Revenue grew to $1.87 billion in the first eight months of the fiscal year, up from $1.6 billion in the same period last year. The revenue figure makes up 69 percent of a high government target of $2.7 billion set for the period.
The country expects gross domestic product growth of 11 percent for 2011/2012, thanks to rising agricultural output, the seventh consecutive fiscal year of growth.
Officials say a drive to diversify into new commodities and the devaluation of the birr currency by 16.7 in 2010 has bolstered competitiveness.
Ethiopia’s gold exports, which have overtaken oil seeds as the second-largest source of revenue for the second year running, surged to $370 million, up from $253 million.

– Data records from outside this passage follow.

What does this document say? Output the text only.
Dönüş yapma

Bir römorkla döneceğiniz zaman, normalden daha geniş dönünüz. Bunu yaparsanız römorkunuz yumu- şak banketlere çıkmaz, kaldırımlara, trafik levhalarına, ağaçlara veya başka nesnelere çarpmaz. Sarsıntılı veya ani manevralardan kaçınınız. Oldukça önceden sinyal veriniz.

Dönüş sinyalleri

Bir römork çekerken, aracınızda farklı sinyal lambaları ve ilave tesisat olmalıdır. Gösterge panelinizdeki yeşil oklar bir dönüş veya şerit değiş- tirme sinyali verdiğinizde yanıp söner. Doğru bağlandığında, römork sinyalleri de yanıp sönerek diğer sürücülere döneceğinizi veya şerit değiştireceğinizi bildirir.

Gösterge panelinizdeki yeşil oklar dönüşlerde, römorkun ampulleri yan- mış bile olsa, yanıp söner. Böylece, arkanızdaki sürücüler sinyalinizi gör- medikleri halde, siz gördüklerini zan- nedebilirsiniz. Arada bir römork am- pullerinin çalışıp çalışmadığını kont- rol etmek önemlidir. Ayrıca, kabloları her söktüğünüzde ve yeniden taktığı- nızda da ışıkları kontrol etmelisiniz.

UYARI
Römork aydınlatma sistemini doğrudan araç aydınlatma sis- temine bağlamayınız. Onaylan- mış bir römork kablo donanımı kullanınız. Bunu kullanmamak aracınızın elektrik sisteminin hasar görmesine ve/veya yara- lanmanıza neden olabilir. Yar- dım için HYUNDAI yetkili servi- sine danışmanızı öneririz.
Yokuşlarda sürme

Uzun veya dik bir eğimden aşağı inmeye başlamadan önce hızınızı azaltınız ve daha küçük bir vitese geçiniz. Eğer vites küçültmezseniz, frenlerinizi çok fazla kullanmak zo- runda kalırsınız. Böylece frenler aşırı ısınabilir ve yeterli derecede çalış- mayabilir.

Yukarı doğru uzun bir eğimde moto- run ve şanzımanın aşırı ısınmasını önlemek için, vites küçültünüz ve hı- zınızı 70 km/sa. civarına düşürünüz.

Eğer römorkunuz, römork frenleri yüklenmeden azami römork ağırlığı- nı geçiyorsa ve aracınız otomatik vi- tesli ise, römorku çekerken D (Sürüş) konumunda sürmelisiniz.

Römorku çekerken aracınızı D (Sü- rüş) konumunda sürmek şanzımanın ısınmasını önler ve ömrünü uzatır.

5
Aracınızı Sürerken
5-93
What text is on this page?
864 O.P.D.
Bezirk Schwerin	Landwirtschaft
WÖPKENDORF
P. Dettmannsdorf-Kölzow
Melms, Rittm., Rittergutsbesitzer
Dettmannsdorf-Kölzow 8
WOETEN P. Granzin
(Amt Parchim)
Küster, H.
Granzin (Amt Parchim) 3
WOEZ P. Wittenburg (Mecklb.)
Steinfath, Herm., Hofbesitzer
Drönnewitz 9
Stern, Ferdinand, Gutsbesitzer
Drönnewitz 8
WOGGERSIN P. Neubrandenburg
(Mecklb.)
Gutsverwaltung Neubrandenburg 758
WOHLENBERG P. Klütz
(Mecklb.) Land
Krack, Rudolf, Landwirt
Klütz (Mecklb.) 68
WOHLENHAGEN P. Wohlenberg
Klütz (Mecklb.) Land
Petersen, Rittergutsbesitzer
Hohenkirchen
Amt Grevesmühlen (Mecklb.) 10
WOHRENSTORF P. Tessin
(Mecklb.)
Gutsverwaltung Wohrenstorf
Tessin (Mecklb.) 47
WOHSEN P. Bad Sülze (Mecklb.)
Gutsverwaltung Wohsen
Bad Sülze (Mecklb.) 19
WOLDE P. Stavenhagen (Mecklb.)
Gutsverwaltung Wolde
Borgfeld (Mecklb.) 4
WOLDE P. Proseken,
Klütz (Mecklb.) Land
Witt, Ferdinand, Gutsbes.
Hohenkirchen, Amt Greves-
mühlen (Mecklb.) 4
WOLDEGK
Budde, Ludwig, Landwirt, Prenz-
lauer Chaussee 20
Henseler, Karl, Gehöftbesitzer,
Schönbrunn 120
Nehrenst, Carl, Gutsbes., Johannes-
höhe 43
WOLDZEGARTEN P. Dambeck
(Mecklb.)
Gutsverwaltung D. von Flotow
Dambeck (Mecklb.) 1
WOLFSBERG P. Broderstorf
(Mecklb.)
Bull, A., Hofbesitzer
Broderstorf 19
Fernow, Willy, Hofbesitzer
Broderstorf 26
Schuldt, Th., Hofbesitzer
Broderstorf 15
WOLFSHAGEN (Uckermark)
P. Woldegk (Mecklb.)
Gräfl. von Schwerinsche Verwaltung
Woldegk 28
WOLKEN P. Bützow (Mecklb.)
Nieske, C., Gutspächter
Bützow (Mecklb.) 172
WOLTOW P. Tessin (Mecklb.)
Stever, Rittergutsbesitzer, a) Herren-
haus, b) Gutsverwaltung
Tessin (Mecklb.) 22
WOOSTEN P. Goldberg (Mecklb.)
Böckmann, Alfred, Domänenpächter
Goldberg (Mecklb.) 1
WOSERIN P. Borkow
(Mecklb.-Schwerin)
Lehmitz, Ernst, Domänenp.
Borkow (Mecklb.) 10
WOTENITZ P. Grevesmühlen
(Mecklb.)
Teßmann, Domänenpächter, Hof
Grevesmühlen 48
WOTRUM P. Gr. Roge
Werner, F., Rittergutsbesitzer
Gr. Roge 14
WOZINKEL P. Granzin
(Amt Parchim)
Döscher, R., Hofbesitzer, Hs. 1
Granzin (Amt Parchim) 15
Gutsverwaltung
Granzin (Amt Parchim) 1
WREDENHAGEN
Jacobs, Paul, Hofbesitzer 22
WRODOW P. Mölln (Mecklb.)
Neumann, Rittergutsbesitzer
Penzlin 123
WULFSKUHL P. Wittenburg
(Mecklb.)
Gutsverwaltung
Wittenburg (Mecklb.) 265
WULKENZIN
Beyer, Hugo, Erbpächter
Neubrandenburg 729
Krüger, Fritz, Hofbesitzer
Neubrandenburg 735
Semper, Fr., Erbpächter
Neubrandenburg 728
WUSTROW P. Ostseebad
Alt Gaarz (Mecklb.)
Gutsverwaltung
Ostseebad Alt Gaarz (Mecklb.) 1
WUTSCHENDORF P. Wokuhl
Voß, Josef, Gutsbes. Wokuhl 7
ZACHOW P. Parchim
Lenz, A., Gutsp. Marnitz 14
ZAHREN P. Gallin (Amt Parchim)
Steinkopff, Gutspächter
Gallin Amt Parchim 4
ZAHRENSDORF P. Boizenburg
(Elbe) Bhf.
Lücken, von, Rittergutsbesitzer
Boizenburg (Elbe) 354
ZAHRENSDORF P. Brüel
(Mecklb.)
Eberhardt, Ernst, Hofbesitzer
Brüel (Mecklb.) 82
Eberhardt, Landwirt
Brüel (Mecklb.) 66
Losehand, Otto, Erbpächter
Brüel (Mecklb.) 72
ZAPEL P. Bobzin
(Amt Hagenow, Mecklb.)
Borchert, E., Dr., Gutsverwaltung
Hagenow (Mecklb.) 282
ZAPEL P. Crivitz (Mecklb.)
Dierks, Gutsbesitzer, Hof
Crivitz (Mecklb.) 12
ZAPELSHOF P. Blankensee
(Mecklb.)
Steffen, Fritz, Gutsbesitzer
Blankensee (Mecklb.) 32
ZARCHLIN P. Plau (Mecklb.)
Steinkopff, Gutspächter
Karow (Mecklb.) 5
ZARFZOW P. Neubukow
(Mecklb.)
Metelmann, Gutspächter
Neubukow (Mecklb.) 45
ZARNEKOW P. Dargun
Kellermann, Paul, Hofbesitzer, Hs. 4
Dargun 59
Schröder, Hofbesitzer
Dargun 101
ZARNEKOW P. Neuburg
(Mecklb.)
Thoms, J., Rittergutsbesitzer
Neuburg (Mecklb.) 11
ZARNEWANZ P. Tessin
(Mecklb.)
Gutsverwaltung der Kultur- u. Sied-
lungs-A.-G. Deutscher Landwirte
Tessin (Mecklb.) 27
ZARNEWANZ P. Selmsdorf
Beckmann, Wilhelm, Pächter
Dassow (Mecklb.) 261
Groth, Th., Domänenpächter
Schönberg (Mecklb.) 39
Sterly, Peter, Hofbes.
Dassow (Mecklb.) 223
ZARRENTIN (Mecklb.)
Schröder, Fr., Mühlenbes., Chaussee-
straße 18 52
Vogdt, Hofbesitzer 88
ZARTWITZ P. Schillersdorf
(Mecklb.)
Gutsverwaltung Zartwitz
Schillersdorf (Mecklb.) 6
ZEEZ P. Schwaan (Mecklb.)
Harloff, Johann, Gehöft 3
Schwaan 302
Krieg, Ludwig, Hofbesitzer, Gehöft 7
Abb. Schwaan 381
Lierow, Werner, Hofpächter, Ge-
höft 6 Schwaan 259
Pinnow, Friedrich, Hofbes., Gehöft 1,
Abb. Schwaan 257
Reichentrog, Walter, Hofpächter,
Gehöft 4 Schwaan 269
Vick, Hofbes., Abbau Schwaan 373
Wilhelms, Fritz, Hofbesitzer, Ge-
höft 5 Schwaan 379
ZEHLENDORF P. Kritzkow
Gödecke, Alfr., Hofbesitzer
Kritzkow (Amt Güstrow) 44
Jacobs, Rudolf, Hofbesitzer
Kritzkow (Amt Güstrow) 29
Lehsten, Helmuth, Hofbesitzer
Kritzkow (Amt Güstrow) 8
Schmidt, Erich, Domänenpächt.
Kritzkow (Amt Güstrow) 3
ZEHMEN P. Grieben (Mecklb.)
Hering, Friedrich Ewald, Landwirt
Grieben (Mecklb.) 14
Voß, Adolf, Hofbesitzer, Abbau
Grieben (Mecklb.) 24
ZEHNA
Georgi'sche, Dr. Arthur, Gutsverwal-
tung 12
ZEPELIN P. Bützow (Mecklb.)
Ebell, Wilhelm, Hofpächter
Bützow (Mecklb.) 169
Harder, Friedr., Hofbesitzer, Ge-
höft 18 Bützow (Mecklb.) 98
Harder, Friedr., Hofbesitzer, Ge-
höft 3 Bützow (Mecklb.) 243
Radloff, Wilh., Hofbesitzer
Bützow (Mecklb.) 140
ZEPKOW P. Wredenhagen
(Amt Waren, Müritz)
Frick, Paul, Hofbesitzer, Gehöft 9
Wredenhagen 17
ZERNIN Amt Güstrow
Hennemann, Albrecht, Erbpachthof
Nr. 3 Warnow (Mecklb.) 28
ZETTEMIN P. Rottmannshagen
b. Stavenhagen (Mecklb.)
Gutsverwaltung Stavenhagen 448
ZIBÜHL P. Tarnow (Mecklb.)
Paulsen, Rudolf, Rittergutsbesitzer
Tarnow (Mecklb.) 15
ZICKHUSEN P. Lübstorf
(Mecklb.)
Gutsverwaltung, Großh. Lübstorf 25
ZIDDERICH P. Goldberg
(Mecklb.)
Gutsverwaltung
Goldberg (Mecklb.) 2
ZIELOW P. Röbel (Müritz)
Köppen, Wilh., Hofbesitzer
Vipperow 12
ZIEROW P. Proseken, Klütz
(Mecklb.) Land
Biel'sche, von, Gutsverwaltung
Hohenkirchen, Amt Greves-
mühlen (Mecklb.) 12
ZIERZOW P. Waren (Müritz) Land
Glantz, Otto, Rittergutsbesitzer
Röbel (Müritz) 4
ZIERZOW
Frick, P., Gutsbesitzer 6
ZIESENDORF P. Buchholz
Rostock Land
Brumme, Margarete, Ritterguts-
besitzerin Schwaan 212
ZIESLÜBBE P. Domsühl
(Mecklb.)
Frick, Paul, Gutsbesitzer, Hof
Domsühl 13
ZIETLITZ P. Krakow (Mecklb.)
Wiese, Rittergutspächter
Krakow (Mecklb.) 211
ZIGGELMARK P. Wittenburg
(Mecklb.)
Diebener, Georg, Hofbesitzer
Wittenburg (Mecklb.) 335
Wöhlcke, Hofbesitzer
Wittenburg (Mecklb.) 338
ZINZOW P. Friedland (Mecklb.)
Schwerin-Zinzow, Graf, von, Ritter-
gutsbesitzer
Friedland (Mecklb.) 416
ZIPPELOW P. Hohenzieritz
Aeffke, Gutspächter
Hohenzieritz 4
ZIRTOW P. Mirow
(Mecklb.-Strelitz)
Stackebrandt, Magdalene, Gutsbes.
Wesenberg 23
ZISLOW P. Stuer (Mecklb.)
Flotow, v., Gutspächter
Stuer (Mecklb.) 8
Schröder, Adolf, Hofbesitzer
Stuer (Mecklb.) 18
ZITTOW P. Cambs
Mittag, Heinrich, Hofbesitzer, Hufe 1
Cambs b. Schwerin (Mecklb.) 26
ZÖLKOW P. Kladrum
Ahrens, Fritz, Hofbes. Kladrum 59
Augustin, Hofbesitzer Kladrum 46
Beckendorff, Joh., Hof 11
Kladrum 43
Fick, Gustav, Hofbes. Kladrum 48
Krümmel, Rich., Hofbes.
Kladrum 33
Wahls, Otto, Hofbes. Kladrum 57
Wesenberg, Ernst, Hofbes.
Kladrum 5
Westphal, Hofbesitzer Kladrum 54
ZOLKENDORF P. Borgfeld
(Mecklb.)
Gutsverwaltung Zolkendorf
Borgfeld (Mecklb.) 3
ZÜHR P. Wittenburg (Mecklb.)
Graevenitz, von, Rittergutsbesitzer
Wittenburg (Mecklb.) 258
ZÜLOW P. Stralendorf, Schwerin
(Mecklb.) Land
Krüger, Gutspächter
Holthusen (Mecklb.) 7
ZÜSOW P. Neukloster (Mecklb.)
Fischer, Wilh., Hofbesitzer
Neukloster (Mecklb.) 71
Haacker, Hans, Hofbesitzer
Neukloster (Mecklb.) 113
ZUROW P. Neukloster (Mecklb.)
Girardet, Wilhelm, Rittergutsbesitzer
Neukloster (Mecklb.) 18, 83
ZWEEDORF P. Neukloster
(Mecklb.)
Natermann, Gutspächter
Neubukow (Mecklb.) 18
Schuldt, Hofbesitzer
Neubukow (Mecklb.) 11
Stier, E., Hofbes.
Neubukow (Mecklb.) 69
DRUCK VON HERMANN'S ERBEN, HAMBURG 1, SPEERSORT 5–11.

Ethiopia is part of what geologists call the Arabian-Nubian Shield, a region stretching from Saudi Arabia and Yemen to Sudan and Egypt, and home to rich gold and base metal deposits, though much of the seam is mined unofficially by small-scale prospectors.
The Horn of Africa nation is also the world’s fourth-largest sesame exporter after China, India and Myanmar. Its oil seeds exports hit $269 million in the past eight months, up from $192 million in the same period previously.
Coffee earnings in the continent’s biggest producer continued to slide, however, with experts blaming adverse weather in some parts of the country.
Revenue from sales of coffee hit $411 million on exports of 75,113 tonnes, down from $447 million and 122,575 tonnes in the same period last year. Exports of livestock grew by 57 percent to $149 million.